FEBRUARY 2, 2010: Judiciary to Probe Ritual Murders

Judicial Commission to Probe Ritual Murders
SOURCE: New Vision
By Henry Mukasa and Catherine Bekunda

Kampala — THE Government has set up a judicial commission of inquiry to investigate the increasing number of suspected ritual murder cases.

The Minister of Internal Affairs, Kirunda Kivejinja, informed Parliament yesterday that the commission would be headed by retired Supreme Court judge Joseph Mulenga.

The announcement came after MPs complained about daily media reports of mysterious murders involving cutting of limbs.

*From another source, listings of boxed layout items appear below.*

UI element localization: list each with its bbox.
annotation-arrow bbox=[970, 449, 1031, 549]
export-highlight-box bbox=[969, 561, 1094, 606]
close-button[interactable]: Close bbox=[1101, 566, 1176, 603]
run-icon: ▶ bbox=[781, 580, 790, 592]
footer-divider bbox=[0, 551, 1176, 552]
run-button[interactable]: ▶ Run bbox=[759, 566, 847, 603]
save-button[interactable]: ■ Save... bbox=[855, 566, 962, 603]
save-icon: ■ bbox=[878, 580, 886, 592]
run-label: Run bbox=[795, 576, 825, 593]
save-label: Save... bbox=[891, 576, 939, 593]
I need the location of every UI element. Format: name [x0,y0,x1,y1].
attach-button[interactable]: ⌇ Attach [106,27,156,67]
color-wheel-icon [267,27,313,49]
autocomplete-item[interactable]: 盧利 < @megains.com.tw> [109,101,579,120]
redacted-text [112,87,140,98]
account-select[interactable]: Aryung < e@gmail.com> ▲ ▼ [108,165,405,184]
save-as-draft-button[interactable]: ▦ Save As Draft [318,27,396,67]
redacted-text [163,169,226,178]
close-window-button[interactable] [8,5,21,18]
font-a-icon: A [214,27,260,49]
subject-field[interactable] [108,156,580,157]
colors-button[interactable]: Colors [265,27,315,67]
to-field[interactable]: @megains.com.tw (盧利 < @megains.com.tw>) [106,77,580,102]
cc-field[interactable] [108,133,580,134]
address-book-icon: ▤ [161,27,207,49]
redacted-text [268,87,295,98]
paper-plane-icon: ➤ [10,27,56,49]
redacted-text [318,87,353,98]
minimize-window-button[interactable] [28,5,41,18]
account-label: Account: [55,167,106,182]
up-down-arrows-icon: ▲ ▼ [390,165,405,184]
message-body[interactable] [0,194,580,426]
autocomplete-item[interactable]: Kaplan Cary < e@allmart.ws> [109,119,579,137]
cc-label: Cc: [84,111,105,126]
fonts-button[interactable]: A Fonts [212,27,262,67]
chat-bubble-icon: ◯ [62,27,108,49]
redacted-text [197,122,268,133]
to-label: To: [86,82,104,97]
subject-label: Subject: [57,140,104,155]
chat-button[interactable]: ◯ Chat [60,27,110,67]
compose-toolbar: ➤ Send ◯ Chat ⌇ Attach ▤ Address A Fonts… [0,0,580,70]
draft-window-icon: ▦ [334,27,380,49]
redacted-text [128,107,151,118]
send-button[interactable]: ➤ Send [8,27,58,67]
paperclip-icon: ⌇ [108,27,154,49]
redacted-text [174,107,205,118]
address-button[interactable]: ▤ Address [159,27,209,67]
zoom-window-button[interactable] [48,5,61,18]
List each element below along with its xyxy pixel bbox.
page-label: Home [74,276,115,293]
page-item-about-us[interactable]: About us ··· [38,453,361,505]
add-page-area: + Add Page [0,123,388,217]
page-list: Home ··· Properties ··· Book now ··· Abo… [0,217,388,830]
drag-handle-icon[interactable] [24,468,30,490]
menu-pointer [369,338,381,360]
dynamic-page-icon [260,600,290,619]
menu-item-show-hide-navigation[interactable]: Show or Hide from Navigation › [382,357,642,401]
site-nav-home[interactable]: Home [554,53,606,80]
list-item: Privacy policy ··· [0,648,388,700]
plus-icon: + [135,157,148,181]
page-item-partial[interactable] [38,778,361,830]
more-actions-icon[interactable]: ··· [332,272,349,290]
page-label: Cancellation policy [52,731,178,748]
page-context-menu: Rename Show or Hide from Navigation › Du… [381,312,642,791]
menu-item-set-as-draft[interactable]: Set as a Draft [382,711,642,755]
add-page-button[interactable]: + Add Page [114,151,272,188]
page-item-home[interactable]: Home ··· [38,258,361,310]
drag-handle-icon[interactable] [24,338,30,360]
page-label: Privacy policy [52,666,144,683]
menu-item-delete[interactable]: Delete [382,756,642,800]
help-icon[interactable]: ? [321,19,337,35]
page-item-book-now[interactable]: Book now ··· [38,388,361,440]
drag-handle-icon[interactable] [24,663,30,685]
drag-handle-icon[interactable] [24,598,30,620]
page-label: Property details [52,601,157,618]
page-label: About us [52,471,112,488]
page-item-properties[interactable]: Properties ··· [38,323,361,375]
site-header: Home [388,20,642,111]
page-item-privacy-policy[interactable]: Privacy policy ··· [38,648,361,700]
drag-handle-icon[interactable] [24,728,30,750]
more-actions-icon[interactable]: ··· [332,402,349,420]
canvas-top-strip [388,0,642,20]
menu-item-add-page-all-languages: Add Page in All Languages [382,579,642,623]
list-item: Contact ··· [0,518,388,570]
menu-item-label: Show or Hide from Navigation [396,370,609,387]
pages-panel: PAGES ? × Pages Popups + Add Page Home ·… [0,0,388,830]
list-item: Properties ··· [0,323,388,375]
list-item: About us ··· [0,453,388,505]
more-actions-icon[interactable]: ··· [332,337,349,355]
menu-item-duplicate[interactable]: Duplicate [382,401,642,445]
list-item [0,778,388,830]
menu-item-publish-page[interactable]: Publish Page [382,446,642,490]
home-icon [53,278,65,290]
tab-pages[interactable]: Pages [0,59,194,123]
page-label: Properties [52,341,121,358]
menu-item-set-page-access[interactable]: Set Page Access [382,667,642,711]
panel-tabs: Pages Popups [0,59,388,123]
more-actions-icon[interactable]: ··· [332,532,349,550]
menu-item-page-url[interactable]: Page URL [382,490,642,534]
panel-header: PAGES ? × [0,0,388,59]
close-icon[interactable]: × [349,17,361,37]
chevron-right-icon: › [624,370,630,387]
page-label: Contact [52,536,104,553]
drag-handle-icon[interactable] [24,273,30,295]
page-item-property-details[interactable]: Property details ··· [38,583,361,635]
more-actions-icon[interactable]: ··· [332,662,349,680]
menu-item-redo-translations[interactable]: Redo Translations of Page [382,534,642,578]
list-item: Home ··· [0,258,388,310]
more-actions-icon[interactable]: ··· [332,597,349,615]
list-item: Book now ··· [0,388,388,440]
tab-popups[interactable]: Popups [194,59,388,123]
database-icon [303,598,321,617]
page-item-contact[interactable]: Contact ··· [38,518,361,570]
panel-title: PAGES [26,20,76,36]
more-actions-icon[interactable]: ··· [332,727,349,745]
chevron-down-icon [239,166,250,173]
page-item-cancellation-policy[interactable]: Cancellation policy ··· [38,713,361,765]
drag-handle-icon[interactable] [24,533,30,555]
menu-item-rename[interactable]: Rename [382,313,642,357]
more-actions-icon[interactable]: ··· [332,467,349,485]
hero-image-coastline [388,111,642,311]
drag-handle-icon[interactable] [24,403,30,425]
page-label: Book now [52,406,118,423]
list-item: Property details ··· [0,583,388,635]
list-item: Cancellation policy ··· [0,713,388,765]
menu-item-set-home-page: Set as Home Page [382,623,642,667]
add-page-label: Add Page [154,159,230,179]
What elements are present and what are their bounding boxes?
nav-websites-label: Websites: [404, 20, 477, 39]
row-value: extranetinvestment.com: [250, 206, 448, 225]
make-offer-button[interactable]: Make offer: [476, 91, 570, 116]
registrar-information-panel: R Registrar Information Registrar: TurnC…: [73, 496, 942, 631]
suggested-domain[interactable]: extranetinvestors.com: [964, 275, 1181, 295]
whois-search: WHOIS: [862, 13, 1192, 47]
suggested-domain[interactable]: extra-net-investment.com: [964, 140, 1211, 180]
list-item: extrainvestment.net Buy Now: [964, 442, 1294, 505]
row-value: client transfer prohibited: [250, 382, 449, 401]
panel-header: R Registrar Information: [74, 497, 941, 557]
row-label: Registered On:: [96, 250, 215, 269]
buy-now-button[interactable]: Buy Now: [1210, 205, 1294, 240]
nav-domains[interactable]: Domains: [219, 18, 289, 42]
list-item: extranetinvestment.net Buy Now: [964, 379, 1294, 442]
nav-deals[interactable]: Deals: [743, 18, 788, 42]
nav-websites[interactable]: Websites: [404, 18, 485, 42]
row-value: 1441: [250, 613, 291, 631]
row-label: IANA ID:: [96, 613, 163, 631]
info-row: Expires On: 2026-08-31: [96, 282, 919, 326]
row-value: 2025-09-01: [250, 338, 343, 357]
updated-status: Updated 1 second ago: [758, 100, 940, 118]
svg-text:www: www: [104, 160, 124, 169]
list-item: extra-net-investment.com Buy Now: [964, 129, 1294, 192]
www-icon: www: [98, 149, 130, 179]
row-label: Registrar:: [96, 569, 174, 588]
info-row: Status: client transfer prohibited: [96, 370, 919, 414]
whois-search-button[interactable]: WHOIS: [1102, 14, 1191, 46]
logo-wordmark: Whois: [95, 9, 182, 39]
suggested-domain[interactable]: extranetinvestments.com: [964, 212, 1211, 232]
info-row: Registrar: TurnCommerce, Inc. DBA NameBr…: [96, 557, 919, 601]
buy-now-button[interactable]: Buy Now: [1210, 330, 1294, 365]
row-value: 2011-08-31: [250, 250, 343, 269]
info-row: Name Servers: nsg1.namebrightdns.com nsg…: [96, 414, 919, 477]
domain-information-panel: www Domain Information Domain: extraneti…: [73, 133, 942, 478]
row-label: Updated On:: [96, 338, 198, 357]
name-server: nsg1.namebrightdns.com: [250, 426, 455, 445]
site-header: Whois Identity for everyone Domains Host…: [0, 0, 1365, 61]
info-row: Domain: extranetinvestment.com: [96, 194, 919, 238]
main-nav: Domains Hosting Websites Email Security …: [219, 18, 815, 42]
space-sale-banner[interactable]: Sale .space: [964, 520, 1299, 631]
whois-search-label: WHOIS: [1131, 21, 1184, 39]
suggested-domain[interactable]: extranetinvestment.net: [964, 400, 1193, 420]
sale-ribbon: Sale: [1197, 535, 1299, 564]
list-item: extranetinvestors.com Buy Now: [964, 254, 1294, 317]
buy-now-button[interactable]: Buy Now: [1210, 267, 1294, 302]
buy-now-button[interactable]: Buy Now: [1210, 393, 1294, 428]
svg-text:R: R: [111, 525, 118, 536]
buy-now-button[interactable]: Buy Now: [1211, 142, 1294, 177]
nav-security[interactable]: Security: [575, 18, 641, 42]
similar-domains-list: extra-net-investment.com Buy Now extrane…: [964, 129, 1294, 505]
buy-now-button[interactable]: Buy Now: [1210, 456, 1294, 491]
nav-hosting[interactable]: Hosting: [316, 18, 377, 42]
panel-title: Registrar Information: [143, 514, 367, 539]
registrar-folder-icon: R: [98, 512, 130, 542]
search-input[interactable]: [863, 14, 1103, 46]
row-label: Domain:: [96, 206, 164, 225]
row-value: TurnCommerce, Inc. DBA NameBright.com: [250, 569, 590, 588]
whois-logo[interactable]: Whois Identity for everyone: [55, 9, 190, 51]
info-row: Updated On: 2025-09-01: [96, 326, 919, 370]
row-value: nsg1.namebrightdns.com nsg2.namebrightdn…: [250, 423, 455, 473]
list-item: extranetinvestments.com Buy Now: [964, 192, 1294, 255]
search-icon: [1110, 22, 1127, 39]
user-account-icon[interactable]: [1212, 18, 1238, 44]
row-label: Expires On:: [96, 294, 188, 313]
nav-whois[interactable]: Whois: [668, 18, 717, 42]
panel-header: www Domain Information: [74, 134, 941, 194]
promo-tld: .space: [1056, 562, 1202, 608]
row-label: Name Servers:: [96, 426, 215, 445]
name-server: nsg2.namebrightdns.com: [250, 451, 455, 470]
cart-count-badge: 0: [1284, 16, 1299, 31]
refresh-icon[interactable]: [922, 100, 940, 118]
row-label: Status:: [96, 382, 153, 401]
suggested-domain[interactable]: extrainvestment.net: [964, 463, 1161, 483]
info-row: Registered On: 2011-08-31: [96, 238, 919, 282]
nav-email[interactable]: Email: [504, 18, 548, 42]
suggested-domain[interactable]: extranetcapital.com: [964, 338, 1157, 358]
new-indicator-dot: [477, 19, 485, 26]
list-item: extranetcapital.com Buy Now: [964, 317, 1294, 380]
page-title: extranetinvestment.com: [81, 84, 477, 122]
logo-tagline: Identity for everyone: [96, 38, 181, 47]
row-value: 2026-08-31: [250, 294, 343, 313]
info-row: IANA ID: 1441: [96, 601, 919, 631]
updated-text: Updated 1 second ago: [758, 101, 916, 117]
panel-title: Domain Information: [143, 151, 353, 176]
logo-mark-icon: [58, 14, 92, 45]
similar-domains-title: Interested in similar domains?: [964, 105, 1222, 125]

The Police said in a report recently that the number of people killed in cases of human sacrifice increased to 29 in 2009, from three in 2007.

In addition, 123 people were missing by the end of 2009; most of them are suspected to have become victims of human sacrifice. The majority are children.

Speaking at Parliament yesterday, MP Mathias Kasamba (NRM) said the brutality and rate at which children are sacrificed is sickening.

"As people's representatives, we cannot just sit and watch. We request the Government to tell Parliament what measures they have to reduce these deaths," said Kasamba, the chairperson of the parliamentary defence and internal affairs committee.

The Kakuuto MP also pointed out that the House had passed a Bill on the prevention of child sacrifice. The Bill is awaiting assent by the President so that the Ministry of Internal Affairs can access funds and stop the killings.

In response, Speaker Edward Ssekandi demanded to know what had become of the parliamentary directive to set up an inquiry into child sacrifice. "This issue is increasing. It is too much," Ssekandi said.

Kivejinja said he shared the MPs' concerns. He announced that the Mulenga commission would soon start work and its report will be presented to Parliament.

On the road carnage, Kivejinja observed that the Cabinet was equally concerned but that the role of his ministry was limited to apprehending law breakers.

Lule Mawiya (NRM) said Parliament had enacted laws to protect people's lives but unnecessary deaths continued to occur due to indiscipline and poor implementation.

Okello Okello (UPC) wondered whether the Minister of Internal Affairs would consider resignation over failure to protect the public. "It's as if we have no government. What is happening is sad," Okello said. He caused laughter when he suggested that roads have now become such death traps that life in space is safer. Christine Bako (FDC) said the deaths were a shame to the Government at a time when a lot of resources had been directed to security.

"It takes not less than sh10m to educate a child up to university but before you realise the dreams of your child, you are told she is killed and thrown in a septic tank," she said.

Reagan Okumu (FDC) protested the high number of private security firms. He demanded to know why some have automatic rifles while others don't.

Internal affairs state minister Mathias Kasaija said the ministry was considering withdrawing guns from private security firms so that they are restricted to using batons, like in other countries. Thirty-five private security firms are registered in Uganda.